The first generations of casebearers begin showing up in early spring, emerging as rather plain looking half inch long tan moths. The can be identified by a dark stripe on their wings just behind their heads. Overwintering larvae from third or fourth generations emerge out of their protective silk cover to feast on tender buds before nuts develop. They soon pupate into their adult moth form and mate, eventually laying as many as 150 eggs in a season.
Casebearer eggs are white, turning pink and occasionally red before they hatch. The first generation is the most damaging. Larvae will feed for about five weeks, then settle within a nut and pupate into an adult moth. A lone larva can quickly destroy an entire nut cluster. Second, third and fourth generations cause less damage. As these later generations surface, they are quickly filled up by feeding on larger nuts making them likely to move from there to other nuts. Hardened shells also provide more protection from damage during later generations.

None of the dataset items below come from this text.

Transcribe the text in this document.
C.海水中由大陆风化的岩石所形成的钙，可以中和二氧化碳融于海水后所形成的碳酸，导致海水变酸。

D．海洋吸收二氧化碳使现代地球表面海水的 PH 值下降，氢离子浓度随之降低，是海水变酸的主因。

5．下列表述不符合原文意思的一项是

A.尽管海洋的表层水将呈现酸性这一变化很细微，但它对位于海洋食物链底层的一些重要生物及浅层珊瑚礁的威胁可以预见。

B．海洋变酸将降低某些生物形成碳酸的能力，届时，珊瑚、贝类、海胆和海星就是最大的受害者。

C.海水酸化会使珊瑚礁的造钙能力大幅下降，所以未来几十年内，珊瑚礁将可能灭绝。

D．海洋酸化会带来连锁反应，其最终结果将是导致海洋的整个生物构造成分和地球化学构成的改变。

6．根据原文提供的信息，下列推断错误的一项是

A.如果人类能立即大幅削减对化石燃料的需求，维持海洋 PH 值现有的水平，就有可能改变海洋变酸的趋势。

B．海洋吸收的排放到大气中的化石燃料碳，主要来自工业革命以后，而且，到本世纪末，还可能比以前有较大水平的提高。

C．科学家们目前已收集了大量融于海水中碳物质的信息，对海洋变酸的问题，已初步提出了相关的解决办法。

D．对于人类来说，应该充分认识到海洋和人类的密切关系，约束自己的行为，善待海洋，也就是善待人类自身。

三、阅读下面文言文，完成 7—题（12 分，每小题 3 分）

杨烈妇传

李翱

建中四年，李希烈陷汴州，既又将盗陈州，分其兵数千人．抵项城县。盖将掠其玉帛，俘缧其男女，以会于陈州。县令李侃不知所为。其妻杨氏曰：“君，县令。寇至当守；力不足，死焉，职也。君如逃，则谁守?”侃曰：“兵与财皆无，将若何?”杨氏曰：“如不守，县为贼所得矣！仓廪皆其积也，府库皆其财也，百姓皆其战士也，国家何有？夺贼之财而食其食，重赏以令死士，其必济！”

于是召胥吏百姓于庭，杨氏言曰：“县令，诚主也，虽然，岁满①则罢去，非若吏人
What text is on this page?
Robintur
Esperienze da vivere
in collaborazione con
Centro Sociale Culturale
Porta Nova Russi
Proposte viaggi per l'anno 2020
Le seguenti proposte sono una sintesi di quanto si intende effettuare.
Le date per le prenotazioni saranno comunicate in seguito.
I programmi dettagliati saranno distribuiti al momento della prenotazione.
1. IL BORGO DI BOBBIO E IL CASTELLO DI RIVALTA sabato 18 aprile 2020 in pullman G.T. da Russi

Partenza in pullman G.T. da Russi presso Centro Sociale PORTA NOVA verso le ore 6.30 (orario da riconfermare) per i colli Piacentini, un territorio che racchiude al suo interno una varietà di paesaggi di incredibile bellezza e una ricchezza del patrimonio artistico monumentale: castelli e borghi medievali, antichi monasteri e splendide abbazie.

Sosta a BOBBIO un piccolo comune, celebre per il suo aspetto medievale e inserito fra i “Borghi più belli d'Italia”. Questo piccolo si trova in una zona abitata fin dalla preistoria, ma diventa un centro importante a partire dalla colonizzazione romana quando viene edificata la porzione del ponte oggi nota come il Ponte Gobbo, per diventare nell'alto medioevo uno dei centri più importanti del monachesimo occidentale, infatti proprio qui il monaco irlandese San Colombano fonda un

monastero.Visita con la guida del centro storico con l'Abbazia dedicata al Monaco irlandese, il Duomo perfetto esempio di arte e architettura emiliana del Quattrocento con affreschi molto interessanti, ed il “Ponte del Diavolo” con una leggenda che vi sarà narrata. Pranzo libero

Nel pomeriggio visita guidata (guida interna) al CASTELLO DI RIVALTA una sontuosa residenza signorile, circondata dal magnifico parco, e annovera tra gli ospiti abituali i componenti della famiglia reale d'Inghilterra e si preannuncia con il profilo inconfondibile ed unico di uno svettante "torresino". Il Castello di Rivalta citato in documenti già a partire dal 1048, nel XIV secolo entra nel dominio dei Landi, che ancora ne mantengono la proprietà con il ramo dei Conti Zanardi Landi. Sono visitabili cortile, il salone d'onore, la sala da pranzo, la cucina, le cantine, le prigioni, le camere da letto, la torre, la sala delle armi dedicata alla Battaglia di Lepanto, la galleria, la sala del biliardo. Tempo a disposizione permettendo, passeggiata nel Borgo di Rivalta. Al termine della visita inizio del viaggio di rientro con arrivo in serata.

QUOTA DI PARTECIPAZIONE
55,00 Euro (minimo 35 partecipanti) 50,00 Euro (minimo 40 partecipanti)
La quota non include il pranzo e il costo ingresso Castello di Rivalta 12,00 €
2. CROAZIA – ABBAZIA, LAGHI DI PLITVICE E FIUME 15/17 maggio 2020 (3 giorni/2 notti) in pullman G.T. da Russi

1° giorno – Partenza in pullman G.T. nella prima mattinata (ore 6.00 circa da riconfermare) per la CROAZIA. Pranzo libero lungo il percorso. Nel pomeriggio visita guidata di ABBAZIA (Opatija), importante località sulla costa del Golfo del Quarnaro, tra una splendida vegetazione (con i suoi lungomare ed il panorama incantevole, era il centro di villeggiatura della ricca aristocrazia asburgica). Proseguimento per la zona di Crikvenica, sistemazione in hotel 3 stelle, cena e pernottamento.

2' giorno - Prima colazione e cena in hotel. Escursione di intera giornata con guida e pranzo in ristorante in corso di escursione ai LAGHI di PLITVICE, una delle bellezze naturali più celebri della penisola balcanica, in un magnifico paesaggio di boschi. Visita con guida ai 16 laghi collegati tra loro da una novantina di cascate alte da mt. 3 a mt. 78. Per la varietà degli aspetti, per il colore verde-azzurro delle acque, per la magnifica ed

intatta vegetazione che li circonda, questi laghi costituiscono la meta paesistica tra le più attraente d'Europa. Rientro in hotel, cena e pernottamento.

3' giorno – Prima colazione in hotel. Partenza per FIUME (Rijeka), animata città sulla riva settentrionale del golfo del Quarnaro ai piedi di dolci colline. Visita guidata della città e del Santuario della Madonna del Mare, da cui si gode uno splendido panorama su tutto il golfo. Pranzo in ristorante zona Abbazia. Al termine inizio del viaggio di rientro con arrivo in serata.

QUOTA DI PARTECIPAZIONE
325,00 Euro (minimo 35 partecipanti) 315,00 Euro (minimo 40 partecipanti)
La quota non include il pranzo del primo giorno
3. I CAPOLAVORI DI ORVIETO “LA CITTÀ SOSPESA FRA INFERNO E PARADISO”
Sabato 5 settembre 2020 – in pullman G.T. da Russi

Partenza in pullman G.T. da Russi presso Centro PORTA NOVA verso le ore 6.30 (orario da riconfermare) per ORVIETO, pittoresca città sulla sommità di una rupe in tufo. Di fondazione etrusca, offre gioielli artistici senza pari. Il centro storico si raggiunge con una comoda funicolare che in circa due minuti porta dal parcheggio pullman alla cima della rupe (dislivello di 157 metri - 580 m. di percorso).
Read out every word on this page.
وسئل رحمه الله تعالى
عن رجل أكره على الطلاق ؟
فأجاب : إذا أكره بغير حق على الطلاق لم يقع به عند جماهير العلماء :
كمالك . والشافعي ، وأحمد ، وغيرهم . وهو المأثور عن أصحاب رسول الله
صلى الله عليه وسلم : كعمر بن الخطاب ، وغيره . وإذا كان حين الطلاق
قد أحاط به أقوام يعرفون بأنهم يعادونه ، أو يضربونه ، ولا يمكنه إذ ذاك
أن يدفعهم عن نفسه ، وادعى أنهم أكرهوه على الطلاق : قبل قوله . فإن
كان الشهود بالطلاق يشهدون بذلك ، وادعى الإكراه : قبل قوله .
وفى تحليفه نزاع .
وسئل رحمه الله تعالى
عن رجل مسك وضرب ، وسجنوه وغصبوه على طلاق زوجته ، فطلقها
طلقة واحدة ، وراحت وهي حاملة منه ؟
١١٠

Scouting makes use of traps baited with the scent (pheromones) of females. The traps fool male moths into landing on a tacky surface where they can be spotted. Once monitoring reveals that moths are being caught, you should begin inspecting the nut clusters for eggs. Inspection of nutlets should be done throughout May. If the tree is used for production rather shade, then insecticide sprays may be needed when more than ten percent of the cluster have eggs. If the tree is being grown for shade only then controls aren’t necessary. Casebearers don’t usually cause serious injury to pecan tree health. In fact, they may provide a benefit by reducing the amount of weight that limbs support.